Now working across all of the marital statuses, make a barplot comparing the marital status of each of the 70-year-olds in the Death Records.

How does this plot compare to a barplot of 60-year-olds across all marital statuses? What about for 80-year-olds? Does the quantity of people in each marital status category shift consistently across the different ages?

Deliverables

4.1 Explain some of what is shown in your Married vs Widowed people (all ages) boxplot to the best of your knowledge,
4.2 Barplot comparing the people who were 60 and were either Married or Widowed. Make at least one other barplot for a different age and explain what you learned from the two,
4.3 At least three barplots. Use all of the marital statuses, and have one barplot for the 70-year-olds, the 80-year-olds, and the 60-year-olds each. How are the marital statuses distributed across these plots?

Question 5 (2 points)

Take a look at the DayOfWeekOfDeath column. This column contains numerical values for each day of the week, and has the number 9 to represent any unentered or error days. Sometimes it is nice to have the text names stored in place of the numbers. But we don’t know if their day-of-the-week system follows the 'Sunday-Saturday' or 'Monday-Sunday' week system by only looking at that column. However, there is a separate csv file for it in the data. So, we can find this out from the DayOfWeekOfDeath.csv decoder dataset:

day_of_week_of_death <- read.csv("/anvil/projects/tdm/data/death_records/DayOfWeekOfDeath.csv")

In R, there is a function merge() that can take two datasets as input, and combine the data within them to help create a new column. We’re actually going to be using both datasets (DeathRecords.csv and DayOfWeekOfDeath.csv) to make the new day_of_week_of_death column.

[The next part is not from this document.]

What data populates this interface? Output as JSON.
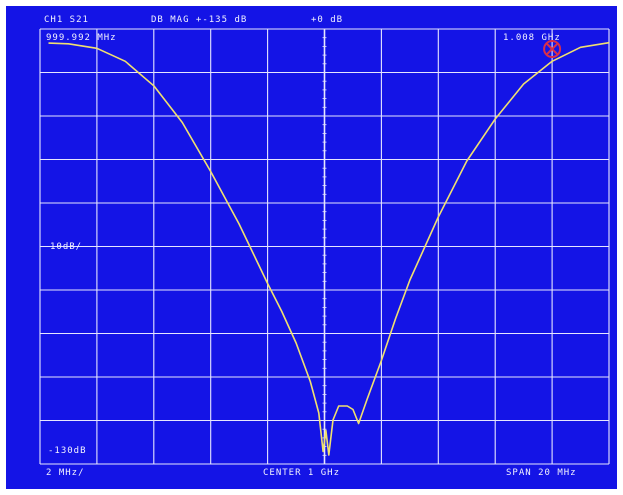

Since these two columns have different names depending on which dataset they’re from:

DeathRecords.csv: DayOfWeekOfDeath
DayOfWeekOfDeath.csv: Code

You should specify the names of the columns you are merging from both datasets:

my_temp <- merge(myDF, day_of_week_of_death, by.x = "DayOfWeekOfDeath", by.y = "Code", all.x = TRUE)

This helpful page shows a good base example of what a merge() function can look like: here. The columns they’re merging in the example share a name. Ours do not, so you should use by.x and by.y to specify which columns share the same values from both of the datasets you’re using.

One way to double check your work after merging is to make a table comparing your numerical DayOfWeekOfDeath column with your new column containing the day of the week names. Each column should have one non-zero value mapping to one row - this represents every day listed as each specific name or number pair.

Show the table comparing the month of death by the names of the days of the week. Go ahead and visualize this table in a barplot. Then, filter the day of the week of death to only compare the days Monday and Friday to all of the different months.

Make sure to label this and all other visualizations in this project with a title, axis labels, and any other customizations needed to fully interpret what you are trying to show.

Deliverables

5.1 What does merge() do and how are you using it in this question?
5.2 Barplot of the table of the MaritalStatus column by the column containing the days of the week (now with name labels)
5.3 Make a plot similar to the days of the week by the counts of each marital status, but using the numbers of the months instead of the days of the week.

Submitting your Work

Once you have completed the questions, save your Jupyter notebook. You can then download the notebook and submit it to Gradescope.

Items to submit

firstname_lastname_project9.ipynb

You must double check your .ipynb after submitting it in gradescope. A very common mistake is to assume that your .ipynb file has been rendered properly and contains your code, markdown, and code output even though it may not. Please take the time to double check your work. See here for instructions on how to double check this.

You will not receive full credit if your .ipynb file does not contain all of the information you expect it to, or if it does not render properly in Gradescope. Please ask a TA if you need help with this.